Quando ela se mexeu um pouquinho e suas partes íntimas roçaram as minhas, não espantei que me invadisse o impulso de possuí-la novamente. Sou insaciável? Inclinei-me para ver-lhe o corpo. Perfeito. Analisei detalhadamente com as pontas do meu dedo. Por um momento senti que estivesse quebrando alguma regra, mas ela gemeu suavemente, e eu não resisti. Eu abri um sorriso satisfeito. Ela fechou os olhos, com uma careta, e apertou-me o seio com a palma da mão. Ela fez leves movimentos encima de mim. Aquilo era bastante agradável. A sensação fervia todo meu corpo e a me fazia imaginar Antônia revirando-me a cabeça novamente; nós duas fazendo sexo. Recordei com nitidez a sensação de tela por baixo de mim. As imagens em minha mente fluíam com facilidade, cada carinha linda, gemido, cada parte do seu corpo…
Nós começamos a arfar. Ela abaixou o rosto, repousando os lábios nos meus. Entreabrimos os lábios. Meu corpo ondulou, e meus quadris se moveram para cima. Um calafrio percorreu-me a espinha. Enquanto o sangue subia-me a face, olhei para ela. Ela sorriu e acariciou-me a face. Senti-me uma bobalhona ansiosa, mais curiosamente incapaz de parar. Deslizai a mão lentamente pela sua barriga macia e sem pelos. Espasmos de prazer começaram a fluir por todo meu corpo. Deus… Tela ali me excitava. Fixei-me em seus olhos. Perdi-me neles.

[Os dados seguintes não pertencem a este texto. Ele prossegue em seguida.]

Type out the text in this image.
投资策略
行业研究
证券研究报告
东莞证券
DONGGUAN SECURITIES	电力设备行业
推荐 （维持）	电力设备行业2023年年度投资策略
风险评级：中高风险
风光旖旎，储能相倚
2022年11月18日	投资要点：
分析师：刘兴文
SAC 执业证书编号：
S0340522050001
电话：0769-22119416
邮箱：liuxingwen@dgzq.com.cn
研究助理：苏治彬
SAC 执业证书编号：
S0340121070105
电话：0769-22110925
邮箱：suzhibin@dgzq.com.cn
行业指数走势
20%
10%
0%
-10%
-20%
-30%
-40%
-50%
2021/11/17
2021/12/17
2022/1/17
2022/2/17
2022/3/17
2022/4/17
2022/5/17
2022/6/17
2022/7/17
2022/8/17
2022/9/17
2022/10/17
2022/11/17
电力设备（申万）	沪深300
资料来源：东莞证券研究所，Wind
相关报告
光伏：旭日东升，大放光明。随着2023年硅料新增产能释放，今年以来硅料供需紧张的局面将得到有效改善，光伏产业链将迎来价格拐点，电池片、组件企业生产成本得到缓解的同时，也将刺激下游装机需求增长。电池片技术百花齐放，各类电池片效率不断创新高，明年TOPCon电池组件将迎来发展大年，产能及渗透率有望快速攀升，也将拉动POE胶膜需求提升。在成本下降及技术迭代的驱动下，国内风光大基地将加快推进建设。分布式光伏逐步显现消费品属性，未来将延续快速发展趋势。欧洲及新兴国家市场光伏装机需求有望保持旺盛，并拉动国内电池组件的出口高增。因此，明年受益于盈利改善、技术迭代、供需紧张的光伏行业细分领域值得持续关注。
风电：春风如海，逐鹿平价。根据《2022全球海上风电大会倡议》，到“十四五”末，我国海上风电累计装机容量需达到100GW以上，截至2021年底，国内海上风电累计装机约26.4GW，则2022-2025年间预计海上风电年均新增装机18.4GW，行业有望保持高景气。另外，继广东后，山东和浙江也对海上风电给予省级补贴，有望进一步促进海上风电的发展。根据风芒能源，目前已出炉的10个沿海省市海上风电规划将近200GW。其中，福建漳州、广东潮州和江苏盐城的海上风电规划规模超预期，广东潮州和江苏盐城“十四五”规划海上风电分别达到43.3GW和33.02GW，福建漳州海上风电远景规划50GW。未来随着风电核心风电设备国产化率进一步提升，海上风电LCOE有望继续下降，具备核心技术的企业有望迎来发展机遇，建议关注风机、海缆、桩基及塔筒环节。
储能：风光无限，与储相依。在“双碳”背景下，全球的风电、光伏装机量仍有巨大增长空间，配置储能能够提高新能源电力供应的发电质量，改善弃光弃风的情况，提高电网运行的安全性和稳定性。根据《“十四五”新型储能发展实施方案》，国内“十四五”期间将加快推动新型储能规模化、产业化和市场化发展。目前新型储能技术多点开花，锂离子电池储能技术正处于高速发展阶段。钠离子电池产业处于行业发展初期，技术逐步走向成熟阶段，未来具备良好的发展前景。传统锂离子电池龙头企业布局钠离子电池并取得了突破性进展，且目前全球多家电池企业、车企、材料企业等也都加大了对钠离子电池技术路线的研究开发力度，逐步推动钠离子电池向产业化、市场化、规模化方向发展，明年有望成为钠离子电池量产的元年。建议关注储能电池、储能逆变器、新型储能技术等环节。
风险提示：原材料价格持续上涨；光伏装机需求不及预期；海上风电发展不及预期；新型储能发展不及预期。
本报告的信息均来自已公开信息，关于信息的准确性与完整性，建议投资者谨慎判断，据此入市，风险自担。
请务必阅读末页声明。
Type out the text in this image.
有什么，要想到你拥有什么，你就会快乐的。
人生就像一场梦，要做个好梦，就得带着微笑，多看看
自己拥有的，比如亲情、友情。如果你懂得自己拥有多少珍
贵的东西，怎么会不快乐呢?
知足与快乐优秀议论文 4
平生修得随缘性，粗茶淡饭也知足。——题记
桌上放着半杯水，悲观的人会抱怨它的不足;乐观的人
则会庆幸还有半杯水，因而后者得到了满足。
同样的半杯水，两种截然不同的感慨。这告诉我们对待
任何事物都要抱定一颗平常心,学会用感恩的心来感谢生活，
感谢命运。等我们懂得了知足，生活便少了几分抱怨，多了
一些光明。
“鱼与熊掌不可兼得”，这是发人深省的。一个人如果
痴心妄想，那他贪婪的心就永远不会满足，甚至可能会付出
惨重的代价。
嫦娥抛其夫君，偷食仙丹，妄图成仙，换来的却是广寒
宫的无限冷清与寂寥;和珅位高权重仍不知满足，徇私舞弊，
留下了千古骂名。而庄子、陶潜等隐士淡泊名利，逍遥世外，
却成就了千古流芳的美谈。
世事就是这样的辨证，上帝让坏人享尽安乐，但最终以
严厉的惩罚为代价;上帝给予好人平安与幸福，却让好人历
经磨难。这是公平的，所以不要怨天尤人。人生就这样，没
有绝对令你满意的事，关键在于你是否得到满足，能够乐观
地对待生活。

Afoguei-me neles.
O olhar dela era tão encantador, brilhando sobre mim com carinho, como se me embalasse nos braços. Olhei-lhe os lábios. Os seios. A barriga… O desejo cresceu em mim exponencialmente, explodindo de tal forma que cada centímetro do meu corpo sentia uma tensão erótica. Os olhos dela se desviaram para baixo ela mordeu os lábios inferiores. Ela me beijou e um gemido escapou de sua garganta. Moveu a mão rapidamente em mim. Um segundo depois eu enlouqueci. Gemi enquanto minha cabeça golpeava o travesseiro e minhas costas se arqueavam. Golfadas quente atingiram-me o peito e a barriga, isso se prosseguiu ainda por um tempo enquanto ela me tocava. Ela só parou quando segurei sua mão. Eu estava muito sensível para ser tocada. Eu ainda respirava com dificuldade e minha cabeça ainda girava quando a puxei para beijá-la.
Deitei-a sobre a cama. Aproximei a boca da sua orelha, ela se arrepiou, respirei fundo, e soltei o ar devagar, e fiquei ali, abraçada juntinho ao corpo dela. Tracei beijinhos no pescoço dela, enquanto minhas mãos sujeitavam-lhe suas coxas. Fiquei tocando-lhe vagarosamente, intensamente. Eu prolonguei o máximo o seu orgasmo, mantendo-a naquele estado como se eu estivesse desesperada para que aquilo não terminasse.